Cornell Medical College's high resolution CAVE

Print Friendly, PDF & Email

Last week visualization display company Christie announced a new CAVE installation they’ve completed with the Weill Cornell Medical College in New York City.

The David A. Cofrin Center for Biomedical Information at the HRH Prince Alwaleed Bin Talal Bin Abdulaziz Alsaud Institute for Computational Biomedicine is powered by eight Christie Mirage 3-chip DLP projectors with active stereo capability.  The Christie projectors deliver a resolution of 1920×1920 (3.68 megapixels) per wall – 334% higher resolution than most previous CAVEs.  The results are superior 3D images that set new standards in molecular modeling and other avenues of biomedical research.

CAVE imageA CAVE (which is short for Cave Automatic Virtual Environment according to the Wikipedia) is an immersive 3D environment with images projected on up to 5 walls of a cube (the “cave”) that a user steps in to explore a virtual world. In the image at right, the CAVE user has stepped into the environment (facing away from you) and is interacting with a dataset. The user typically wears at least stereo glasses, and may also wear a dataglove, or carry a wand or other interaction device.

Vanessa Borcherding, Systems Administrator for the Institute for Computational Biomedicine, Weill Cornell Medical College, remarked, “ The ICB is focused on enabling computational methodologies in the biological sciences, including genome studies, molecular modeling and modeling of cell and organ systems.  The Cofrin Center’s Facility allows us to take many pieces of data from a computer and reconstruct it in an immersive 3D environment to help researchers make decisions and gain insights quickly and intuitively.”

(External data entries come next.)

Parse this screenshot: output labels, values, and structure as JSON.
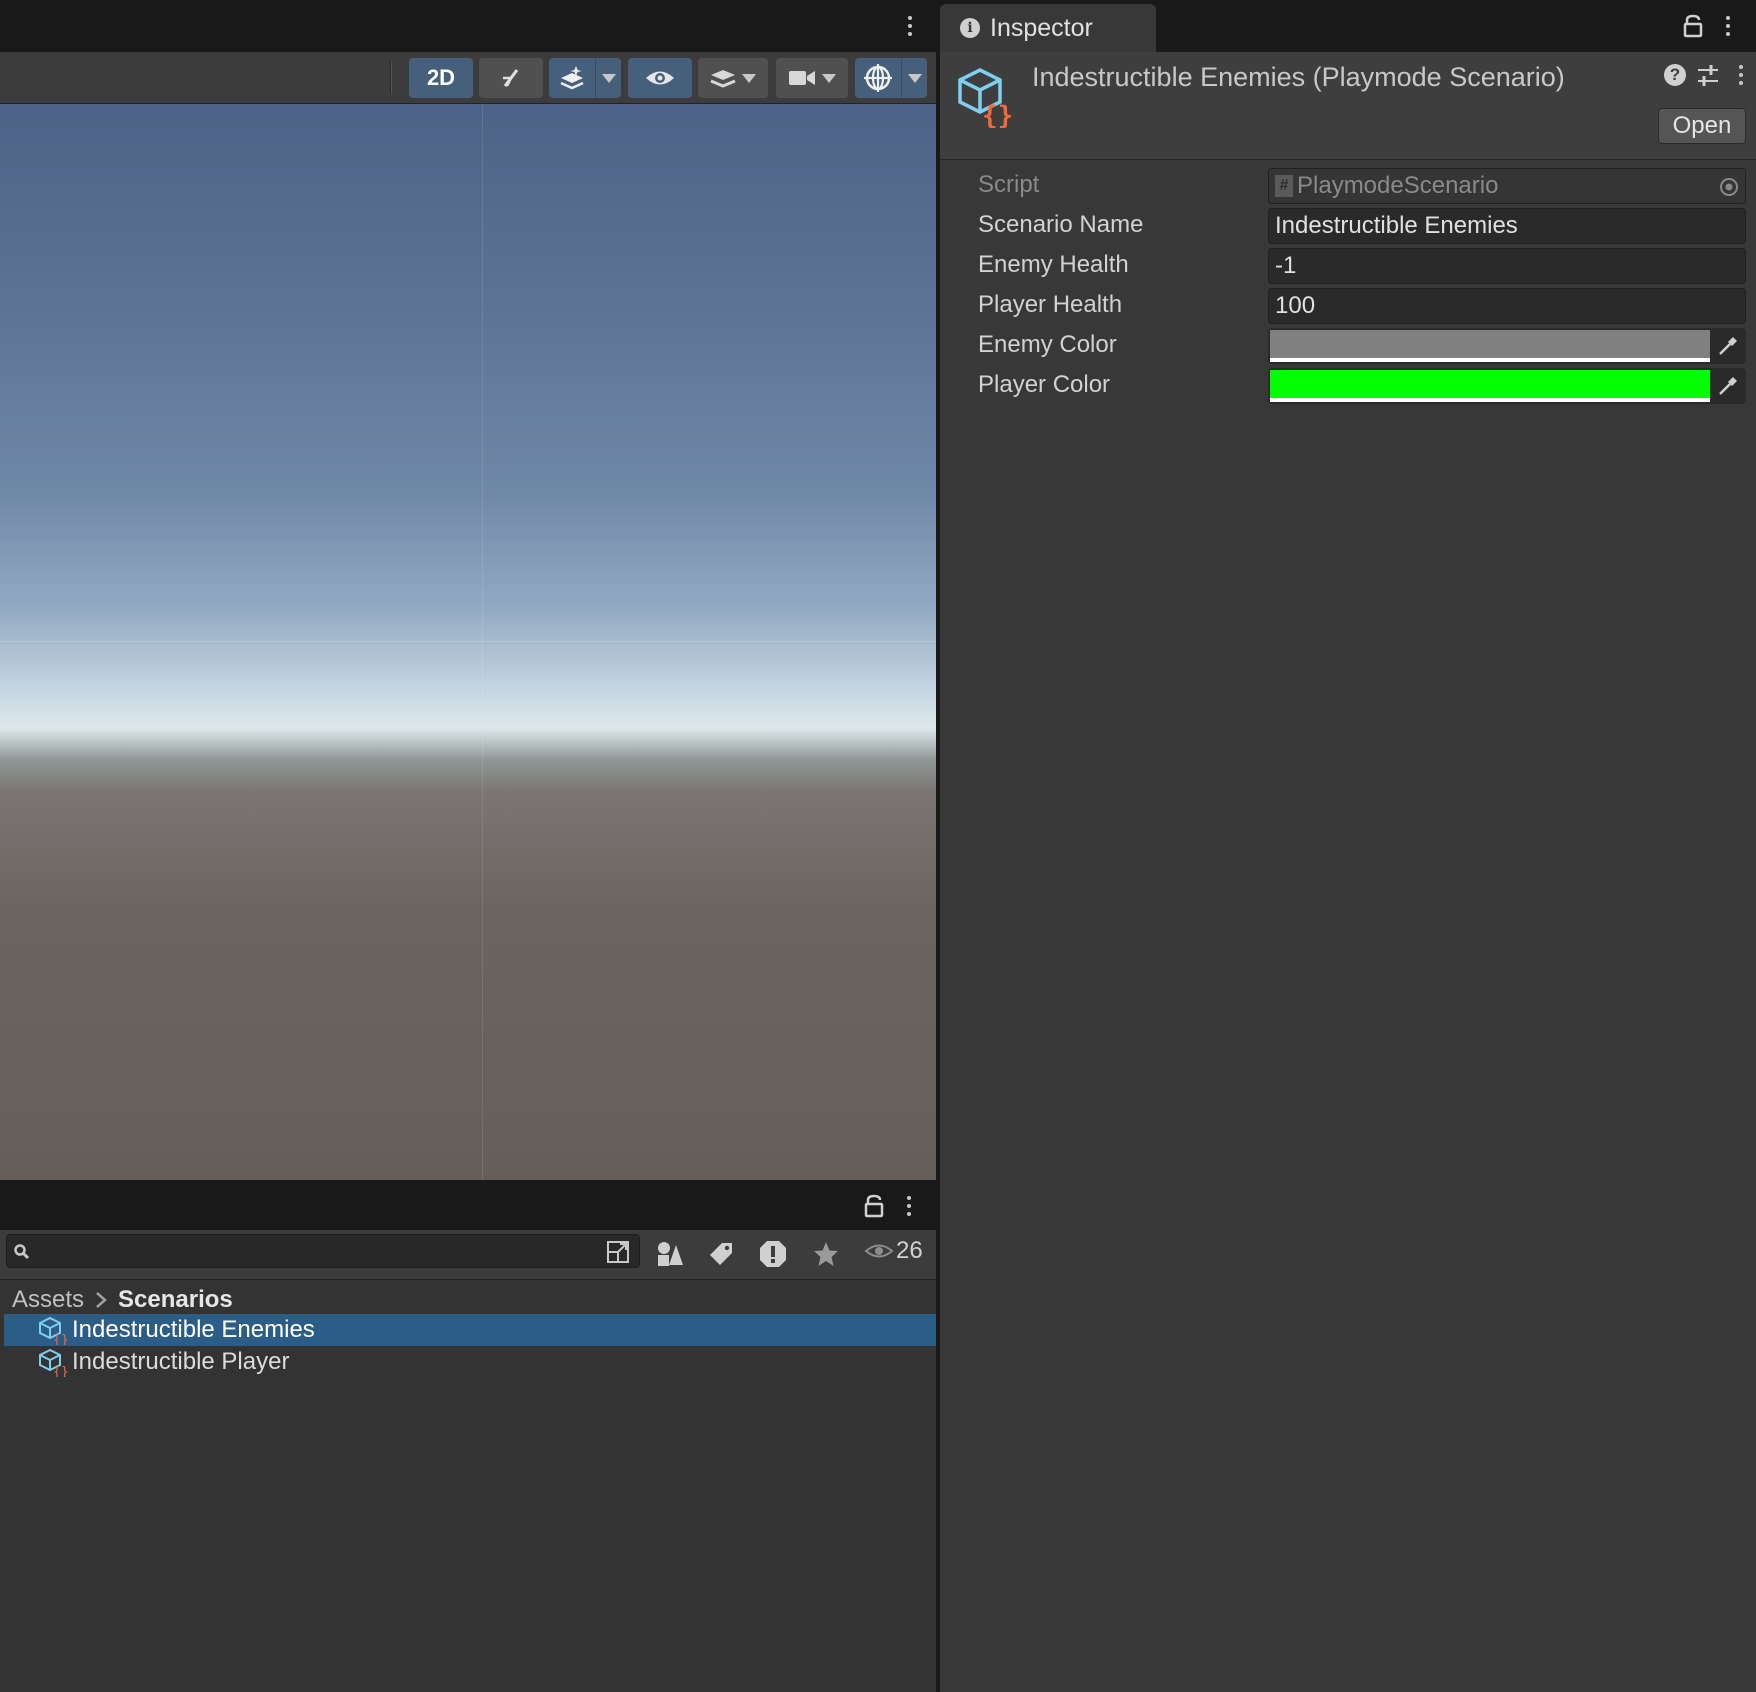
{
  "scene": {
    "toolbar": {
      "mode_2d_label": "2D",
      "icons": [
        "lighting-off-icon",
        "fx-layers-icon",
        "visibility-eye-icon",
        "layers-icon",
        "camera-icon",
        "gizmos-globe-icon"
      ]
    },
    "sky_color": "#5d7496",
    "ground_color": "#665e5a"
  },
  "project": {
    "search": {
      "placeholder": "",
      "value": ""
    },
    "hidden_count": "26",
    "breadcrumb": {
      "root": "Assets",
      "separator": ">",
      "current": "Scenarios"
    },
    "assets": [
      {
        "name": "Indestructible Enemies",
        "selected": true
      },
      {
        "name": "Indestructible Player",
        "selected": false
      }
    ],
    "selection_color": "#2c5d87"
  },
  "inspector": {
    "tab_label": "Inspector",
    "title": "Indestructible Enemies (Playmode Scenario)",
    "open_button": "Open",
    "properties": {
      "script": {
        "label": "Script",
        "value": "PlaymodeScenario"
      },
      "scenario_name": {
        "label": "Scenario Name",
        "value": "Indestructible Enemies"
      },
      "enemy_health": {
        "label": "Enemy Health",
        "value": "-1"
      },
      "player_health": {
        "label": "Player Health",
        "value": "100"
      },
      "enemy_color": {
        "label": "Enemy Color",
        "color": "#808080"
      },
      "player_color": {
        "label": "Player Color",
        "color": "#00ff00"
      }
    }
  }
}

Borcherding added, “Pixel density is key to visualizing the vast amount of data we need to analyze. We chose Christie because they were the only company to propose a genuine high definition CAVE solution, which no one else could offer.  We were especially impressed with their forward-thinking, innovative approach, their expertise in building visualization facilities, and their ability to perfectly integrate this technology to meet not only our technical needs, but our rigid engineering requirements as well.”

Anyway, as you can see from the image the walls of the CAVE are pretty big, and the projectors used in CAVEs have been historically fairly low resolution, making them a good solution for datasets with a strongly spatial component or complex spatial relationships if you were willing to accept some smoothing. Of course, as datasets continue to grow along with the HPC machines that produce them, this tradeoff is increasingly undesirable. Thus the relevance of the Christie announcement. 3.68 MP per wall is a nice improvement, but of course we are going to need much higher resolution very soon as trans-petaFLOPS machines become more common.